La Dengue Fever, è questo il nome del famigerato virus, è trasmessa dalla puntura di moscerini del genere Aedes. Febbre alta, mal di testa, dolori muscolari ed articolari, nausea, vomito i principali sintomi…
Insomma uno schifo di situazione però, perché c’è sempre un però, se contraete quel particolare ceppo proveniente dalla California tutto cambia. Il dolore si trasforma in irrefrenabile voglia di agitarsi ovunque in un ritrovato senso di psichedelica euforia. Condizione questa che personalmente non provavo dal ‘87 p giù di lì, rinnovata oggi da un incredibile gruppo che si colloca a metà strada tra la Cambogia e Los Angeles, i Dengue Fever appunto.
Il gruppo esce in questi giorni con un nuovo album “Venus on Earth” che si candida indubbiamente per le più alte posizioni delle classifiche indie, su UltraIndipendentzia! sicuramente.

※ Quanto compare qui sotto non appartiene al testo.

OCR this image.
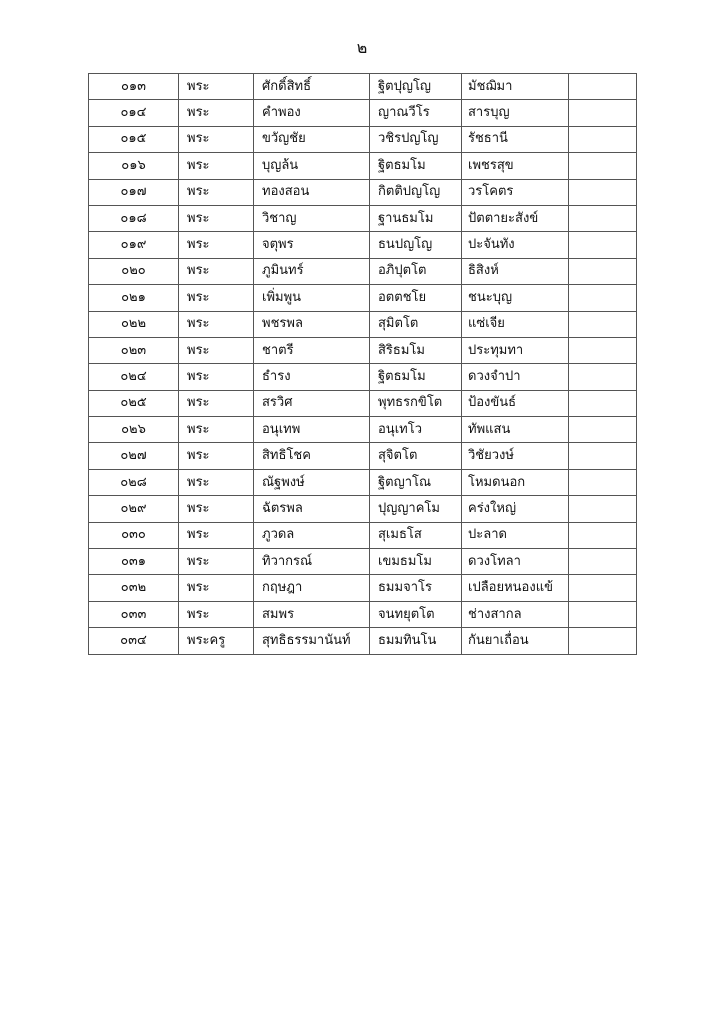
๒
๐๑๓	พระ	ศักดิ์สิทธิ์	ฐิตปุญโญ	มัชฌิมา	
๐๑๔	พระ	คำพอง	ญาณวีโร	สารบุญ	
๐๑๕	พระ	ขวัญชัย	วชิรปญโญ	รัชธานี	
๐๑๖	พระ	บุญล้น	ฐิตธมโม	เพชรสุข	
๐๑๗	พระ	ทองสอน	กิตติปญโญ	วรโคตร	
๐๑๘	พระ	วิชาญ	ฐานธมโม	ปัตตายะสังข์	
๐๑๙	พระ	จตุพร	ธนปญโญ	ปะจันทัง	
๐๒๐	พระ	ภูมินทร์	อภิปุตโต	ธิสิงห์	
๐๒๑	พระ	เพิ่มพูน	อตตชโย	ชนะบุญ	
๐๒๒	พระ	พชรพล	สุมิตโต	แซ่เจีย	
๐๒๓	พระ	ชาตรี	สิริธมโม	ประทุมทา	
๐๒๔	พระ	ธำรง	ฐิตธมโม	ดวงจำปา	
๐๒๕	พระ	สรวิศ	พุทธรกขิโต	ป้องขันธ์	
๐๒๖	พระ	อนุเทพ	อนุเทโว	ทัพแสน	
๐๒๗	พระ	สิทธิโชค	สุจิตโต	วิชัยวงษ์	
๐๒๘	พระ	ณัฐพงษ์	ฐิตญาโณ	โหมดนอก	
๐๒๙	พระ	ฉัตรพล	ปุญญาคโม	คร่งใหญ่	
๐๓๐	พระ	ภูวดล	สุเมธโส	ปะลาด	
๐๓๑	พระ	ทิวากรณ์	เขมธมโม	ดวงโทลา	
๐๓๒	พระ	กฤษฎา	ธมมจาโร	เปลือยหนองแข้	
๐๓๓	พระ	สมพร	จนทยุตโต	ช่างสากล	
๐๓๔	พระครู	สุทธิธรรมานันท์	ธมมทินโน	กันยาเถื่อน	
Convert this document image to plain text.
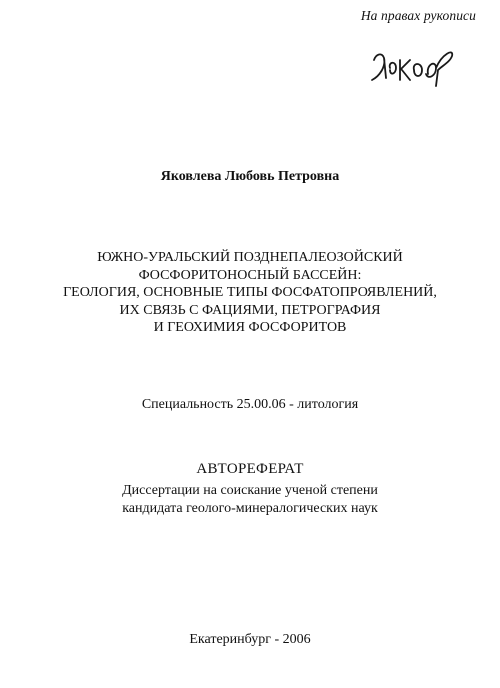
На правах рукописи
Яковлева Любовь Петровна
ЮЖНО-УРАЛЬСКИЙ ПОЗДНЕПАЛЕОЗОЙСКИЙ
ФОСФОРИТОНОСНЫЙ БАССЕЙН:
ГЕОЛОГИЯ, ОСНОВНЫЕ ТИПЫ ФОСФАТОПРОЯВЛЕНИЙ,
ИХ СВЯЗЬ С ФАЦИЯМИ, ПЕТРОГРАФИЯ
И ГЕОХИМИЯ ФОСФОРИТОВ
Специальность 25.00.06 - литология
АВТОРЕФЕРАТ
Диссертации на соискание ученой степени
кандидата геолого-минералогических наук
Екатеринбург - 2006
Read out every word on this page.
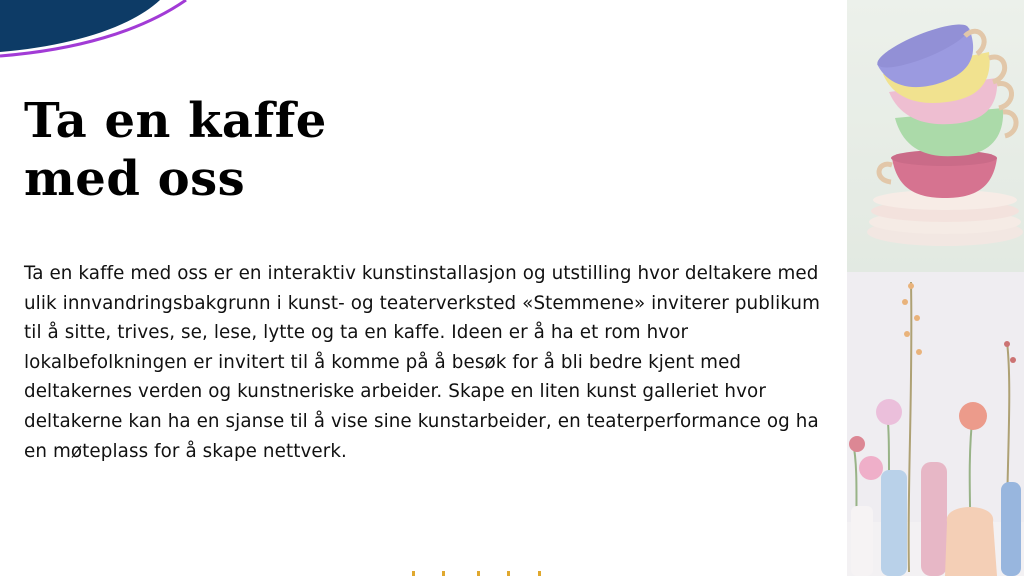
Ta en kaffe
med oss

Ta en kaffe med oss er en interaktiv kunstinstallasjon og utstilling hvor deltakere med ulik innvandringsbakgrunn i kunst- og teaterverksted «Stemmene» inviterer publikum til å sitte, trives, se, lese, lytte og ta en kaffe. Ideen er å ha et rom hvor lokalbefolkningen er invitert til å komme på å besøk for å bli bedre kjent med deltakernes verden og kunstneriske arbeider. Skape en liten kunst galleriet hvor deltakerne kan ha en sjanse til å vise sine kunstarbeider, en teaterperformance og ha en møteplass for å skape nettverk.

Questa rubrica non esisterebbe se ora non vi consigliassi di lasciar perdere quello che state facendo per mettervi immediatamente all’ascolto o alla ricerca dei brani di “Venus on Earth“; non ve ne pentirete perché non appena entrerete in contatto con i Dengue Fever, il mondo vi apparirà sotto una nuova luce, o forse sarebbe meglio dire, lo ascolterete in un mix di pop-rock californiano e musica popolare cambogiana.
Come era già accaduto con i Datarock, anche i Dunque Fever sembrano usciti da uno scontro frontale, questa volta tra i Beach Boys e chissà quale star popolare cambogiana; avrebbero potuto essere la perfetta colonna sonora di “Apocalypse Now” nella mitica scena in cui Robert Duval annusa l’aria colma di napam.
La verità è che la musica dei Dengue Fever tra ispirazione dalla musica scritta in Cambogia durante la guerra del Vietnam per poi essere rielaborata attraverso tutte le influenze che si sono succedute nel tempo dentro al gruppo.
“Venus on Earth“, che arriva dopo “Escape From Dragon House“, l’album uscito nel 2005 altrettanto bello e da cercare, contiene 11 canzoni tra le quali “Seeing Hands” brano “inzuppato” nella psichedelia più allucinante che si possa immaginare e che abbiamo scelto come nostra preferita.
Insomma, se siete in debito di emozioni, dimenticate i vaccini e lasciatevi penetrare dalla Dunque Fever, altro che “Alice nel Paese delle Meraviglie“!